Entre tantos casamentos registrados diariamente em Belo Horizonte, ontem, um deles foi emblemático. Carlos Eduardo Chediack de Oliveira, 31, e Jorge Chediack de Oliveira Miguel, 30, receberam a primeira certidão de um casamento civil gay realizado na capital. Os noivos estão juntos há sete anos e quatro meses. Discretos, eles chegaram sozinhos ao cartório. Deixaram a comemoração para uma recepção ontem à noite, entre amigos e familiares.

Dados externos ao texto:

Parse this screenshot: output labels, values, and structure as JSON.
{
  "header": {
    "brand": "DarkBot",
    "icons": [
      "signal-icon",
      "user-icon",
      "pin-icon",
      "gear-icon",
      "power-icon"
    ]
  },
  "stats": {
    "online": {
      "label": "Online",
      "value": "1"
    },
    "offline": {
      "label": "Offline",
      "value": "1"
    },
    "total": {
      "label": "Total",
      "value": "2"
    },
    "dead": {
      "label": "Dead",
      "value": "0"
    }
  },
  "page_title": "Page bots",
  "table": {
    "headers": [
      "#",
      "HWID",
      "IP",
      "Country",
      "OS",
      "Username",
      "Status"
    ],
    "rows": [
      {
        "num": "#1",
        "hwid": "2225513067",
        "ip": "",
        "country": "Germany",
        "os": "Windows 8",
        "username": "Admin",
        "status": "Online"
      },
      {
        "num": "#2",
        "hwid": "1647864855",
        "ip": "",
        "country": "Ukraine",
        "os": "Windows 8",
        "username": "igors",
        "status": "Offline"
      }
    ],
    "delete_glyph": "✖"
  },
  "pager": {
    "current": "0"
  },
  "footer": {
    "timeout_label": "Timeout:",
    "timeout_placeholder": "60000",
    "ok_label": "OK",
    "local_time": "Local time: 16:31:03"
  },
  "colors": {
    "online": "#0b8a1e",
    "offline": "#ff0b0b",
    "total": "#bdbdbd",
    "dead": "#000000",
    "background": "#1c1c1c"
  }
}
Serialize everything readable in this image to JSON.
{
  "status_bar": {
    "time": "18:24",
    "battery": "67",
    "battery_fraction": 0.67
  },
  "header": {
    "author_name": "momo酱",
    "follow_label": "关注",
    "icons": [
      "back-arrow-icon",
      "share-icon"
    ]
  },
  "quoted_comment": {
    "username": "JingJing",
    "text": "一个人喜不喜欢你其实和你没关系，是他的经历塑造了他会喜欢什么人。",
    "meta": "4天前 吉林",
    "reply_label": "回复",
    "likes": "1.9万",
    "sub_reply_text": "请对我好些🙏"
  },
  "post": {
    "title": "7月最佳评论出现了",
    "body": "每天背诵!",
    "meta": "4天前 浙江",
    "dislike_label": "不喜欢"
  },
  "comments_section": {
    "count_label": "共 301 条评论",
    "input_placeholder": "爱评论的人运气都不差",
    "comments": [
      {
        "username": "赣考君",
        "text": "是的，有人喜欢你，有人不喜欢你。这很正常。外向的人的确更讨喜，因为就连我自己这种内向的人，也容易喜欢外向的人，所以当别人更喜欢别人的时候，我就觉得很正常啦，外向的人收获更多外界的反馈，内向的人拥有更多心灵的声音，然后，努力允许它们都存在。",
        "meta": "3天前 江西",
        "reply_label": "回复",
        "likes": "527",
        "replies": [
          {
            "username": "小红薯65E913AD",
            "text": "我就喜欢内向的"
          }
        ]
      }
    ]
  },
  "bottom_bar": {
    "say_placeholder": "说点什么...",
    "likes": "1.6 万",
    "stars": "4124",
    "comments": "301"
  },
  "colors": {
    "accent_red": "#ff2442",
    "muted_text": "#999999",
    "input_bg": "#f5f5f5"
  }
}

O casal já havia registrado, em dezembro de 2010, uma união estável. Em novembro de 2012, entraram com um pedido de casamento no 2º Subdistrito de Registro Civil. Mas, ao contrário de qualquer outro casal heterossexual, receberam um não como resposta. Carlos Eduardo e Jorge acionaram a Justiça para poder se casar. Em fevereiro, o juiz Valdir Ataíde Guimarães, da 11ª Vara de Família, reconheceu o direito dos dois.
Ontem, o casal conseguiu converter a união em casamento civil e, finalmente, recebeu a certidão. "Para nós, é natural querer casar. O que nos levou ao casamento civil foi o mesmo que leva qualquer outro casal, o amor", contou o consultor de vendas Carlos Eduardo. Eles planejam fazer um cruzeiro pela América do Sul para comemorar.
O regime optado foi a comunhão total de bens. Cada um passou a adotar o sobrenome do parceiro (Chediack e Oliveira). "Esperamos que outros casais possam conquistar o mesmo que nós", disse Carlos.
Carlos disse que sua família e seus amigos aceitaram a decisão. Jorge, porém, enfrentou uma certa "decepção" dos parentes. "No início, eles se perguntavam o que tinham feito de errado. Mas, depois, aceitaram tranquilamente", conta.
Legislação. Em maio de 2011, o Supremo Tribunal Federal (STF) reconheceu que os casais homossexuais têm os mesmos direitos e deveres que a lei já estabelece aos heterossexuais.
Estados como Bahia, São Paulo e Alagoas já realizam casamentos gays sem que seja necessário acionar a Justiça.
Em Minas, a Corregedoria do Tribunal de Justiça do Estado (TJMG) ainda não orientou os cartórios a adotarem a mesma postura.
O vice-diretor da Escola Nacional de Advocacia da Ordem dos Advogados do Brasil, Antônio Marcos Nohmi, explica que a corregedoria é responsável por regulamentar as decisões administrativas dos cartórios. "Só com uma orientação, os cartórios podem aceitar o casamento homoafetivo", diz.
A assessoria de imprensa do Fórum Lafayette informou que a corregedoria irá agendar uma reunião de colegiado – ainda sem data – para discutir o assunto e se posicionar diante do casamento gay.
Segundo Carlos e Jorge, a advogada que cuidou do caso deles já possuiu outras ações na Justiça de casais gays requerendo o casamento no cartório.